Over the Christmas period the workers could see the number of cases increasing and they supported UNISON’s call for the government to close all educational and childcare settings, except for vulnerable children and the children of key workers. Yet, they were left extremely angry when, under pressure from the unions, Johnson bowed to such a demand in schools, but not in early years.
Following workplace consultations undertaken by our five reps (one in each nursery) Salford City UNISON immediately mobilised support for the Council to take the decision to restrict openings in line with schools. We were met with resistance from some within the council. Initially, their argument was that the government line was correct – the nurseries were safe. This wouldn’t wash! So they changed approach and said that to take such a step could see children leaving and not coming back, thus potentially threatening the nurseries’ future. Our members understood this risk but they know the strength of feeling that exists to fight again for the nurseries if it ever becomes necessary. They knew their demand was not just for them, but for the safety of children and families.
The union held a full meeting of members on Thursday 7th January and over 30 said that if the Council did not switch to a policy of ‘key worker and vulnerable children only’ by the following week, they would hand in section 44 letters en masse and refuse to continue to attend unsafe workplaces. Representatives met with the council the following day and on the back on this stance, secured an agreement that the nurseries would restrict opening and giving parents a reasonable period of notice and time to ensure that families who still needed provision would receive it.
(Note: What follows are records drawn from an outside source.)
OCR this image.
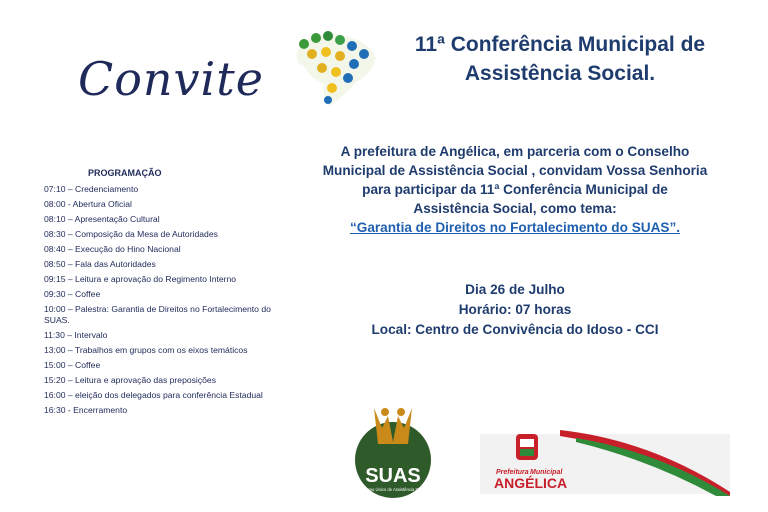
Convite
11ª Conferência Municipal de
Assistência Social.
PROGRAMAÇÃO
07:10 – Credenciamento
08:00 - Abertura Oficial
08:10 – Apresentação Cultural
08:30 – Composição da Mesa de Autoridades
08:40 – Execução do Hino Nacional
08:50 – Fala das Autoridades
09:15 – Leitura e aprovação do Regimento Interno
09:30 – Coffee
10:00 – Palestra: Garantia de Direitos no Fortalecimento do SUAS.
11:30 – Intervalo
13:00 – Trabalhos em grupos com os eixos temáticos
15:00 – Coffee
15:20 – Leitura e aprovação das preposições
16:00 – eleição dos delegados para conferência Estadual
16:30 - Encerramento
A prefeitura de Angélica, em parceria com o Conselho
Municipal de Assistência Social , convidam Vossa Senhoria
para participar da 11ª Conferência Municipal de
Assistência Social, como tema:
“Garantia de Direitos no Fortalecimento do SUAS”.
Dia 26 de Julho
Horário: 07 horas
Local: Centro de Convivência do Idoso - CCI
SUAS
Sistema Único de Assistência Social
Prefeitura Municipal
ANGÉLICA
A joint statement was agreed by UNISON and the Council, which not only explained the decision, but also called upon the Government to take the same approach for all early years’ settings. Other UNISON branches and unions have contacted us asking advice on how we achieved this step and we’re happy to give advice and solidarity wherever we can.
Early years support is vital and we will always fight for it, but the workers who have made it their calling deserve safety, as do the families of the children they support. We can’t wait to fully re-open our nurseries, but in the meantime we will continue to support members to take similar action in other settings and continue to do what we can to force this cruel government to put the welfare of the people first.